Europa, a moon of Jupiter, is thought to be one of the best bets for extraterrestrial life in the solar system. At first it seems crazy to think that something so far from the sun could possibly support life, yet there are numerous reasons to believe that Europa can do just that. However, to understand the nature of life on Europa, we must first review the origins and unusual circumstances of this moon of Jupiter.
Formation of Europa
The prevalent theory for the formation of the eight planets of our solar system (and any planets outside our solar system too) is called Nebular Collapse Theory. This theory states that in a protostellar nebula (a cloud of hydrogen, helium, and trace amounts of other elements that will one day form a solar system) a region of high density will begin to collapse in upon itself and, due to the conservation of angular momentum, rotate faster and faster as it collapses. While shrinking, due to a complex mixture of collisions, gravity, and gas pressure the nebula flattens itself into a disk. While the center continues collapsing and heating as predicted by the ideal gas law until it ignites into a hydrogen-fusing star, little conglomerations of silicates and metals close to the center and hydrogen compound ices farther from the center begin to form. These objects, called planetesimals, are the first stages of most things in the solar system, from tiny asteroids to the massive Jovian planets. Some of them are able to accrete mass through chemical bonding until they can hold themselves together gravitationally, and the most massive of these become the cores of planets. You can read some more about that topic here.
It turns out, while this is not how our Moon formed, the same mechanics are behind the formation of Jupiter’s major moons. Jupiter is so massive that when its planetesimal was gravitationally capturing hydrogen and helium gas, the gas cloud acted similarly to a nebula.

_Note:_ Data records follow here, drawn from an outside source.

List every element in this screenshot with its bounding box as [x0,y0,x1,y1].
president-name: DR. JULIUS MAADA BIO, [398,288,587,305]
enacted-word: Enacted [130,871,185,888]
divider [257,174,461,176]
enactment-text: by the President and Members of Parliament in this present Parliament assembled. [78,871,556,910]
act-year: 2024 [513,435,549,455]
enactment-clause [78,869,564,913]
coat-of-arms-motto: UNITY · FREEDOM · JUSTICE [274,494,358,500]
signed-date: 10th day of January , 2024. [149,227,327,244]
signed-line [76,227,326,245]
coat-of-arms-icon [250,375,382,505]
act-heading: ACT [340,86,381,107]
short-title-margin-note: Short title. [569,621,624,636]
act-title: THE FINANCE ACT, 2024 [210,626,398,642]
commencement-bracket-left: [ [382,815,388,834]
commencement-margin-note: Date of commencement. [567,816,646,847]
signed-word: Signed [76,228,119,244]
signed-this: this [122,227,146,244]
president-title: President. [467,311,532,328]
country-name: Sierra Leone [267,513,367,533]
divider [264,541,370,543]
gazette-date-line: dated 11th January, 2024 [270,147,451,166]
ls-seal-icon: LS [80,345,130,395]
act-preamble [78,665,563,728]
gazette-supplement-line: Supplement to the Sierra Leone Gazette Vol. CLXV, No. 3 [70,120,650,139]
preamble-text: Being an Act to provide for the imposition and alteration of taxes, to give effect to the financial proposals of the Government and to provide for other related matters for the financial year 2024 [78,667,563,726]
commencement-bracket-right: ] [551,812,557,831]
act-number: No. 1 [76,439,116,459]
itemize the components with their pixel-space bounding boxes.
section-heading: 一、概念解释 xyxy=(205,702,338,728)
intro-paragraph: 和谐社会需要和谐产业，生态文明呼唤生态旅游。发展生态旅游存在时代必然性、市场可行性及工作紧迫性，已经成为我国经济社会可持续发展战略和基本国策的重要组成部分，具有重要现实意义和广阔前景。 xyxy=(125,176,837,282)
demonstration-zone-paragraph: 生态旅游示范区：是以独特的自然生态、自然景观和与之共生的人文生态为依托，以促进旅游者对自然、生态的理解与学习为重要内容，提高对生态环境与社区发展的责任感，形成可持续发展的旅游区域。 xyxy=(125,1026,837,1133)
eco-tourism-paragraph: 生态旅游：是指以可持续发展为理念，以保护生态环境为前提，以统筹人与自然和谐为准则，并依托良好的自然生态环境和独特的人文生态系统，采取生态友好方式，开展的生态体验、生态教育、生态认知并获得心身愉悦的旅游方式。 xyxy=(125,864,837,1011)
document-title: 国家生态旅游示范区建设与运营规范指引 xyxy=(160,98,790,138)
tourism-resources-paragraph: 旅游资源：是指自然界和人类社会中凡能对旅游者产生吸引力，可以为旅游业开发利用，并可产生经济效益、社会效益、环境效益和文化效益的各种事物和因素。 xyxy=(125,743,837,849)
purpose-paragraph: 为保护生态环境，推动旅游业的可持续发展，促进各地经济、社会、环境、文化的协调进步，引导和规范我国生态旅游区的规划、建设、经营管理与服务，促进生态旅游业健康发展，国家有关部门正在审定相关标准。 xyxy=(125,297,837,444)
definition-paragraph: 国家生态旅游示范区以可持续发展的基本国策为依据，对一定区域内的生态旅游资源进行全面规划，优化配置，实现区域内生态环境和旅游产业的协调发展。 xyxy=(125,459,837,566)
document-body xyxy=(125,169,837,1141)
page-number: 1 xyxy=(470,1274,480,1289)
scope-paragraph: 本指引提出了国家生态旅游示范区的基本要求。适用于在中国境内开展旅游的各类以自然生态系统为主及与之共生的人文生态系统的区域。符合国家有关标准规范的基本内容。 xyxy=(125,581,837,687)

What do Volcanoes of Io and Oceans of Europa Have in Common?Europa is in a relatively crowded part of the solar. It is stuck in orbit around the second most massive object in the Solar System (after the sun) with a bunch of other massive moons (like Io and Ganymede) that may be considered planets or dwarf planets if they were to orbit the Sun instead of Jupiter. Europa is so close to Jupiter that there is actually a significant difference between the gravitational pull on the side of Europa facing Jupiter and the gravitational pull on the side of Europa facing away from Jupiter. This causes what is called a tidal bulge in Europa. Its sister moons also play a big role in Europa’s characteristics. This is because the three moons are in a 4:2:1 resonance which means that for every one orbit Io makes, Europa makes two, and Ganymede makes four. This forces Europa into a pretty eccentric (non-circular) orbit. An eccentric orbit means that there are times that Europa is fairly close the Jupiter and other times when it is farther away. This difference in the orbital radius causes the gravitational pull of Jupiter and the size of the tidal bulge to be variable. The periodic growth and shrinking of Europa causes heat to be generated due to friction and are thought to enable the existence of an underground ocean on this moons. These same forces called Tidal Heating cause Io (the first moon of Jupiter) to be incredibly volcanically active.
Note the first part of this video, from the Science Channel’s Into the Universe with Steven Hawking, where it describes tidal heating.
To some, even with the presence of tidal heating, the idea of a liquid water ocean so far from the sun seems implausible. However, this theory is backed up by data collected from passing Voyager and Galileo spacecraft. Perhaps the most readily observable, albeit difficult to quantify, evidence is the presence of scars on Europa’s surface that look a lot like cracks in a sheet of ice, exactly what they are theorized to be. These linae, as they are technically called, are indications of deformities in Europa’s icy shell, caused by the tidal stresses imposed on Europa’s not insignificant mass. Another important piece of evidence is the 2010 flyby of NASA’s Galileo spacecraft, which detected changes in Europa’s magnetic field, indicating the presence of a layer of an electrically conductive material, namely, an ocean of salt water.